3-D building models from aerial images as in Ascender and Amobe, Streilein (1996) proposed to reconstruct 3-D building models from terrestrial images, which are taken at street level, for visualisation and animation. Wang and Hanson (1992) proposed another refinement system that, given a known initial site model, could extract microstructures of buildings such as doors and windows from aerial images to greatly improve the look and feel of the model displays.

What about a large scale urban area or landscape visualisation? Unlike building reconstruction, the creation of urban models remains a great challenge, due to its unique property and complexity. We have identified some attempts, though one approach varies from another. The Urban Simulator Team at UCLA captured the street scene by manually using a camcorder, then a great deal of time has to be spent on post-processing those video images. In contrary, the MIT City Scanning project (Teller et al., 1998) has attempted to fully automate the manual procedure. Kang et al., (1995) reported an algorithm for extracting concise surface models of a scene from real 3-D sensor data that can be used for virtual reality modelling of the world. An interesting project has been reported by Quarendon (1993) aiming at creating 3-D models from existing 2-D images. How useful these approaches are requires further investigation.

6. Conclusion

We have reviewed the current technologies on real-time 3-D interactive visualisation. We have shown the progress of computer use on urban design with the particular application of visual impact analysis, and indicated how a possible link to 3-D GIS can be established, though many challenges still lie ahead. In this section we would like to point out areas of research that may benefit from this progress. Participatory planning (Sackman, 1972) has been an idea to create an environment in which planners and the public can work together. Similar efforts such as planning support systems (Landis and Zhang, 1998; Shiffer, 1995) and computer supported co-operative work (CSWC) (Rinner and Schmidt, 1998) aim to facilitate the decision making process from different directions; however, this cannot been easily achieved because of several reasons. This new technology to incorporate into a VR-based design environment can help break the barriers that lie between enabling both parties to visualise in an intuitive way what the planners have to propose and what the future effects may look like, thus, improving the decision making process. To further facilitate the communication between these two parties, an easy-to-use 3-D editing tool would be desirable.

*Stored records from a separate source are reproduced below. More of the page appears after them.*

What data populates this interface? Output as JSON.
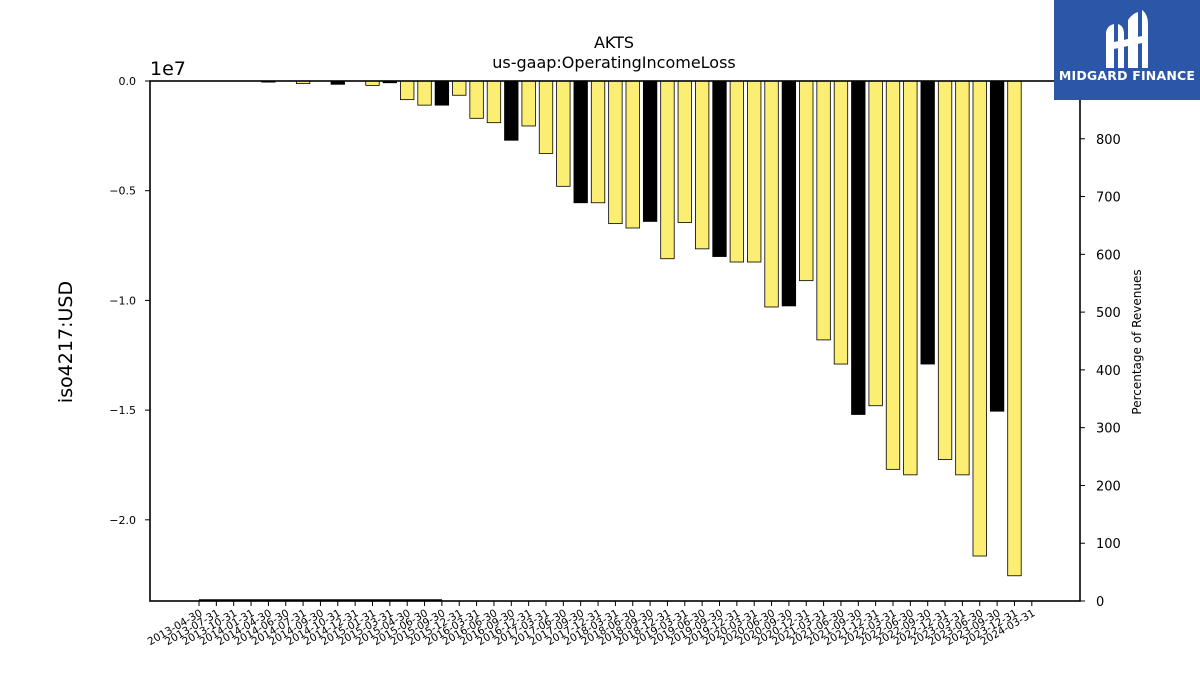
{
  "chart_data": {
    "type": "bar",
    "title": "AKTS",
    "subtitle": "us-gaap:OperatingIncomeLoss",
    "ylabel": "iso4217:USD",
    "y2label": "Percentage of Revenues",
    "y_offset_label": "1e7",
    "ylim": [
      -2.37,
      0.0
    ],
    "yticks": [
      0.0,
      -0.5,
      -1.0,
      -1.5,
      -2.0
    ],
    "ytick_labels": [
      "0.0",
      "−0.5",
      "−1.0",
      "−1.5",
      "−2.0"
    ],
    "y2lim": [
      0,
      900
    ],
    "y2ticks": [
      0,
      100,
      200,
      300,
      400,
      500,
      600,
      700,
      800
    ],
    "categories": [
      "2013-04-30",
      "2013-07-31",
      "2013-10-31",
      "2014-01-31",
      "2014-04-30",
      "2014-06-30",
      "2014-07-31",
      "2014-09-30",
      "2014-10-31",
      "2014-12-31",
      "2015-01-31",
      "2015-03-31",
      "2015-04-30",
      "2015-06-30",
      "2015-09-30",
      "2015-12-31",
      "2016-03-31",
      "2016-06-30",
      "2016-09-30",
      "2016-12-31",
      "2017-03-31",
      "2017-06-30",
      "2017-09-30",
      "2017-12-31",
      "2018-03-31",
      "2018-06-30",
      "2018-09-30",
      "2018-12-31",
      "2019-03-31",
      "2019-06-30",
      "2019-09-30",
      "2019-12-31",
      "2020-03-31",
      "2020-06-30",
      "2020-09-30",
      "2020-12-31",
      "2021-03-31",
      "2021-06-30",
      "2021-09-30",
      "2021-12-31",
      "2022-03-31",
      "2022-06-30",
      "2022-09-30",
      "2022-12-31",
      "2023-03-31",
      "2023-06-30",
      "2023-09-30",
      "2023-12-31",
      "2024-03-31"
    ],
    "values": [
      0.0,
      0.0,
      0.0,
      0.0,
      -0.005,
      0.0,
      -0.012,
      0.0,
      -0.015,
      0.0,
      -0.02,
      -0.008,
      -0.085,
      -0.11,
      -0.11,
      -0.065,
      -0.17,
      -0.19,
      -0.27,
      -0.205,
      -0.33,
      -0.48,
      -0.555,
      -0.555,
      -0.65,
      -0.67,
      -0.64,
      -0.81,
      -0.645,
      -0.765,
      -0.8,
      -0.825,
      -0.825,
      -1.03,
      -1.025,
      -0.91,
      -1.18,
      -1.29,
      -1.52,
      -1.48,
      -1.77,
      -1.795,
      -1.29,
      -1.725,
      -1.795,
      -2.165,
      -1.505,
      -2.255,
      0
    ],
    "bar_colors": [
      "#fced73",
      "#fced73",
      "#fced73",
      "#fced73",
      "#000000",
      "#fced73",
      "#fced73",
      "#fced73",
      "#000000",
      "#fced73",
      "#fced73",
      "#000000",
      "#fced73",
      "#fced73",
      "#000000",
      "#fced73",
      "#fced73",
      "#fced73",
      "#000000",
      "#fced73",
      "#fced73",
      "#fced73",
      "#000000",
      "#fced73",
      "#fced73",
      "#fced73",
      "#000000",
      "#fced73",
      "#fced73",
      "#fced73",
      "#000000",
      "#fced73",
      "#fced73",
      "#fced73",
      "#000000",
      "#fced73",
      "#fced73",
      "#fced73",
      "#000000",
      "#fced73",
      "#fced73",
      "#fced73",
      "#000000",
      "#fced73",
      "#fced73",
      "#fced73",
      "#000000",
      "#fced73",
      "#fced73"
    ],
    "percent_line": {
      "color": "#000000",
      "values": [
        0,
        0,
        0,
        0,
        0,
        0,
        0,
        0,
        0,
        0,
        0,
        0,
        0,
        0,
        0,
        null,
        null,
        0,
        null,
        null,
        null,
        null,
        null,
        null,
        null,
        null,
        null,
        null,
        null,
        null,
        null,
        null,
        null,
        null,
        null,
        null,
        null,
        null,
        null,
        null,
        null,
        null,
        null,
        null,
        null,
        null,
        null,
        null,
        null
      ]
    },
    "grid": false,
    "colors": {
      "bar_fill": "#fced73",
      "bar_alt": "#000000",
      "edge": "#000000"
    }
  },
  "logo": {
    "text": "MIDGARD FINANCE",
    "background": "#2c57a8"
  }
}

Landscape preference modelling is another possible area that can benefit from this technology. The modelling technique has used manual or computer-generated images as base maps along with questionnaires to measure one's preferences over a set of landscape. Mainly because of the static nature of presentation and relatively small areas shown on these images, the extent of validity remains questionable (e.g., Bergen et al., 1995; Mugica and De Lucio, 1996). These pitfalls can be overcome by using 3-D and dynamic presentation of scenarios in which users can experience the environment more directly; thus, a more accurate picture of the users' preferences could be captured.